Iran has imposed an operational curfew on domestic cryptocurrency exchanges in the wake of the devastating cyberattack on the country’s largest crypto platform, Nobitex.
The unprecedented attack, which unfolded on June 18, exposed deep vulnerabilities in Iran’s digital economy amid its ongoing war with Israel.
The cyberattack appeared to mirror battlefield tensions, since it came days after Israeli airstrikes inside Iranian territory on June 13, which targeted nuclear and military facilities near Tehran.
Notably, Nobitex has long served as the backbone of Iran’s crypto economy, handling more than $11 billion in total inflows, according to a recent Chainalysis report, more than the combined flows of the country’s next ten largest exchanges.
It acts as the main bridge to global crypto markets for Iranian users locked out of traditional financial channels due to sanctions.
Chainalysis has also linked Nobitex to addresses associated with sanctioned entities, including ransomware actors tied to the Islamic Revolutionary Guard Corps and Russian exchanges such as Bitpapa and Garantex.
Hackers drained over $90 million in crypto from Nobitex
Going back to the developments of June 18, the cyberattack targeted Nobitex’s hot wallets in the early hours of June 18, leading to the unauthorized withdrawal of funds across multiple digital assets.
Blockchain analytics firm Chainalysis reported that over $90 million worth of Bitcoin (BTC), Dogecoin (DOGE), Ethereum (ETH), Ripple (XRP), Solana (SOL), Toncoin (TON), and Tron (TRX) were siphoned from the exchange.
Although the Iranian authorities have not publicly confirmed the amount of crypto that was stolen, independent blockchain investigator ZachXBT estimated the total losses at around $81.7 million based on suspicious outflows flagged on Telegram.
The stolen crypto was sent to burn wallets
What followed the breach added fuel to speculation that this was not a typical theft.
The stolen funds were not laundered or sold on the open market but instead sent to unspendable addresses and burn wallets, making recovery impossible.
Some assets were directed to Ethereum’s well-known “0x…dead” wallet, while a portion of Bitcoin was routed to an invalid address with a broken checksum.

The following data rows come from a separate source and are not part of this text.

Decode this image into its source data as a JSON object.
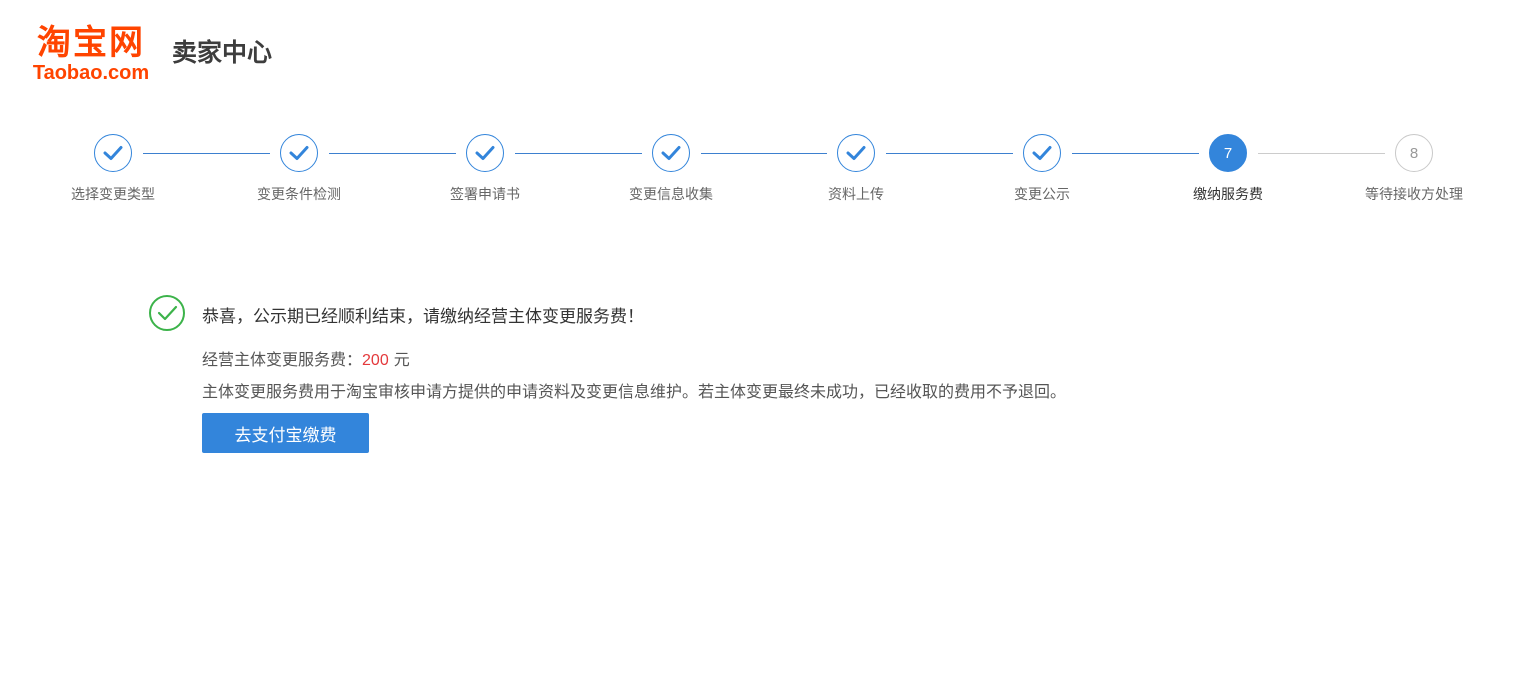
{
  "header": {
    "logo_cn": "淘宝网",
    "logo_en": "Taobao.com",
    "title": "卖家中心"
  },
  "stepper": {
    "steps": [
      {
        "label": "选择变更类型",
        "status": "done"
      },
      {
        "label": "变更条件检测",
        "status": "done"
      },
      {
        "label": "签署申请书",
        "status": "done"
      },
      {
        "label": "变更信息收集",
        "status": "done"
      },
      {
        "label": "资料上传",
        "status": "done"
      },
      {
        "label": "变更公示",
        "status": "done"
      },
      {
        "label": "缴纳服务费",
        "status": "current",
        "number": "7"
      },
      {
        "label": "等待接收方处理",
        "status": "todo",
        "number": "8"
      }
    ],
    "colors": {
      "active": "#3385db",
      "inactive": "#cccccc"
    }
  },
  "content": {
    "icon": "check-circle-icon",
    "icon_color": "#3cb34a",
    "message": "恭喜，公示期已经顺利结束，请缴纳经营主体变更服务费！",
    "fee_label": "经营主体变更服务费：",
    "fee_amount": "200",
    "fee_unit": " 元",
    "fee_amount_color": "#e4393c",
    "description": "主体变更服务费用于淘宝审核申请方提供的申请资料及变更信息维护。若主体变更最终未成功，已经收取的费用不予退回。",
    "pay_button_label": "去支付宝缴费"
  }
}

Several of these wallets carried vanity labels like “FuckIRGCTerroristsNoBiTEX,” pointing clearly to a politically motivated attack.
Nobitex has, however, assured users that funds stored in cold wallets remain untouched and that its internal reserves will fully cover all losses.
The platform stated that all hot wallets have been drained and replaced and that it has implemented new offline security protocols to prevent future breaches.
While user withdrawals have resumed, confidence in the broader Iranian crypto ecosystem remains fragile.
A pro-Israel group has claimed responsibility
A hacker group calling itself Gonjeshke Darande, or Predatory Sparrow, claimed responsibility for the exploit via a statement on social media.
The group, believed by analysts to have ties to Israeli cyber units, stated that the operation was aimed at disrupting what it called Iran’s “terror-financing crypto infrastructure.”
It accused Nobitex of aiding Iran’s efforts to evade international sanctions and threatened to release the exchange’s source code and internal data if users did not immediately withdraw their funds.
Predatory Sparrow has a history of striking during geopolitical flashpoints, previously disrupting Iran’s fuel systems and financial infrastructure.
Iranian crypto exchange now restricted to operating between 10 AM and 8 PM
In response, the Central Bank of Iran has enforced a national curfew on all cryptocurrency exchanges, restricting operations to between 10 AM and 8 PM local time.
This move is widely seen as an effort to restore confidence and prevent further exploits amid fears of additional cyber incursions.
Chainalysis noted that this curfew could indicate mounting pressure on local platforms, as Iran struggles to contain risks tied to a market deeply entangled in sanction evasion.